The renovation has unravelled the architectural acumen of the then rulers
Archaeologists, history lovers, and pilgrims visiting Srirangam Sri Ranganathaswamy temple are jubilant over the current renovation work taken up at the ramparts and the five granaries.
While the renovation of the ramparts has been taken up as a pilot project, the granaries built during the Vijayanagar dynasty, pose a challenge to the conservationists who had worked out a special strategy for execution of its renovation.
For the first time, Hindu Religious and Charitable Endowments Board has come forward to execute these work on its own, utilising the expertise of the conservationists who were involved in the renovation of ancient monuments in the order of the Srirangam temple.
The renovation has unravelled the architectural acumen of the rulers of the distant past. The pilot project for rampart renovation encompasses a length of 50 metres at the Uthira street.

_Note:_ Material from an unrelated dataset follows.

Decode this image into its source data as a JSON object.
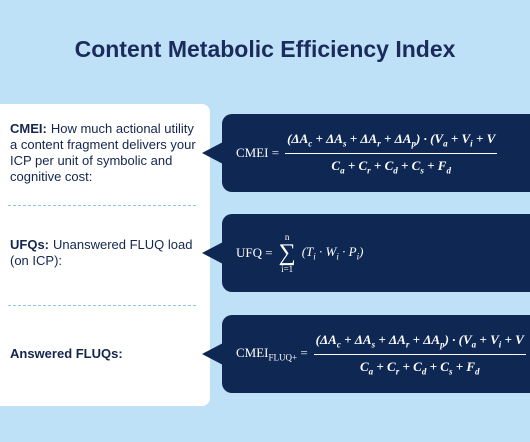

All the weak boulders have been cleared and the work on renovation of the pilot project area would be completed within a few months, says V.T. Narasimhan, Consultant / Conservationist, Hindu Religious and Charitable Endowments Board, Museum and Tourism.
The pilot study involved clearing of a tall neem tree in the area.

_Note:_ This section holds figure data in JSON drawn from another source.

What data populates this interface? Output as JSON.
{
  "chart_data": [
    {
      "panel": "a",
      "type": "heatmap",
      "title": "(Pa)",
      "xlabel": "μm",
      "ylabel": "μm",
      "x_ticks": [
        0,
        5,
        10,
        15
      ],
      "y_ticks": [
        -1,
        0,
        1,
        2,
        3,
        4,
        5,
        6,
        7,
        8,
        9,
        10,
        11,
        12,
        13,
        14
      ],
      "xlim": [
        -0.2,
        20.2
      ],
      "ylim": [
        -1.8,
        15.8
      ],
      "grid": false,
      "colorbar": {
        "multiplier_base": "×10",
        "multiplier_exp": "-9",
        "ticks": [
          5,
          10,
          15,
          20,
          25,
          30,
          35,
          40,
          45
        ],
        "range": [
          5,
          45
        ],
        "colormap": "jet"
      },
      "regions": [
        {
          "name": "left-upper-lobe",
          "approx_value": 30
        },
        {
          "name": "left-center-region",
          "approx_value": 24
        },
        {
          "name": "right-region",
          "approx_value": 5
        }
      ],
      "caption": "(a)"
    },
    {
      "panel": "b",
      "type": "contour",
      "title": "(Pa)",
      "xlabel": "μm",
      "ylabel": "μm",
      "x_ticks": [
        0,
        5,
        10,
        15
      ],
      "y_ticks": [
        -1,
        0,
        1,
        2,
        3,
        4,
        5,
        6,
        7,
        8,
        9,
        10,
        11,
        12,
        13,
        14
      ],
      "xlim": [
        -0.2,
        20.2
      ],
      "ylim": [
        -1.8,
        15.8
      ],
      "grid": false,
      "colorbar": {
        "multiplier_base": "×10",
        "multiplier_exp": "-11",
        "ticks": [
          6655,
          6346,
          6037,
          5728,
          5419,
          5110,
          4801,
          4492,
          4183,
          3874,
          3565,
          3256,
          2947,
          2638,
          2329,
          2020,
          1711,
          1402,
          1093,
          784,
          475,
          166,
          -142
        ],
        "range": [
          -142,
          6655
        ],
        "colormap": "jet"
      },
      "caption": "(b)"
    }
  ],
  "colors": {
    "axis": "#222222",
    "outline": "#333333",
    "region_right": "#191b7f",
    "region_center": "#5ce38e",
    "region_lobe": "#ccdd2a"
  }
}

“A study at this place where walls from two directions meet, ensure stability of the structure for a long period,” he said. The inner and the outer veneers are separated by a core space of about 1.5 metres. Against the usual earth or bricks for filling the core, ancient architects had used boulders at Srirangam indicating their rich regard for the temple.
The temple accounts for seven prakarams (tiruchutru) running to 32,590 feet or 9,934 metres. The boulders on the V, VI and VII prakarams have got weakened and instances of boulders rolling down have been reported at least during five occasions in the past four years, particularly during the monsoon. The conventional mortar would be used for binding the boulders during the course of renovation.

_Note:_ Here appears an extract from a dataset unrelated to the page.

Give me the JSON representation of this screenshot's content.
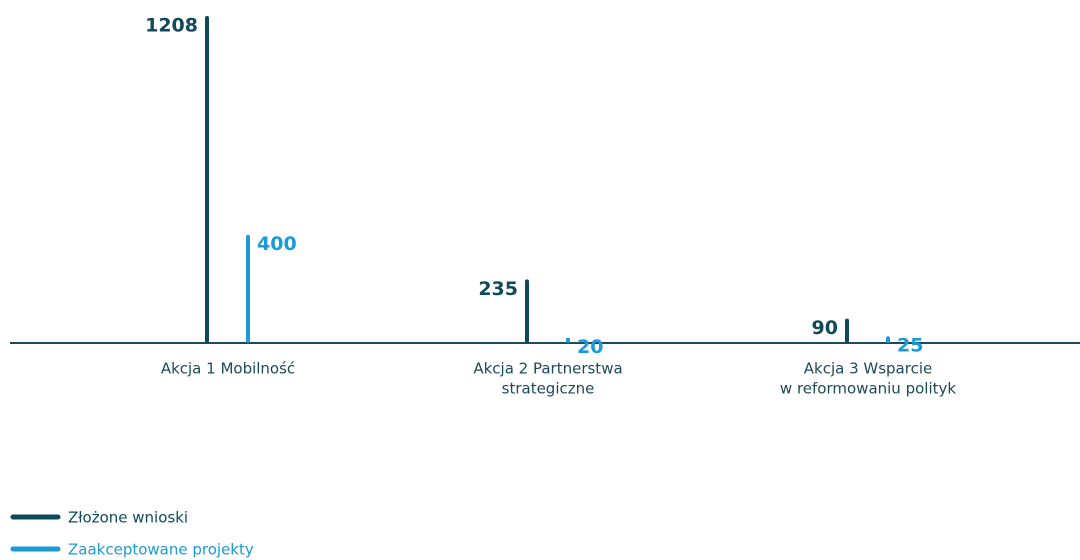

The renovation keeps an eye on possible unearthing of inscription on these prakarams. The pilot project aims at facilitating the HR and CE to evolve the exact expenditure and expertise needed for renovating the prakaram with weak structure.
The renovation through pilot project has gone down well with the residents of Srirangam. They heave a sigh of relief in the wake of recurring problem caused by the rolling of boulders.
The granaries, numbering five, were built during the Vijayanagar dynasty at the “Tiru Kottaram” of the temple.
While two granaries were built first, the other three were added at a later period. A decorative cliff, called pilaster, at a specific place had indicated that the granaries, though circular in shape, had an octagonal foundation. The pilaster has “padma” (lotus) structure and an abacus, normally found on an octagonal base.
“Taking a vital clue from the pilaster, we have established its octagonal base by carefully digging the earth in the area,” said Mr. Narasimhan.
A major challenge is the presence of four tall trees and deposit of silt all around the Tirukottaram. All the trees would be uprooted carefully and the silt cleared first, “without causing any vibration to the granaries”.
Ancient rulers had utilised the granaries for stocking various commodities — from paddy to spices and from millets to dry fruits.
The grandeur of the granaries would be restored in tact because it was built during the Vijayanagar dynasty, he said.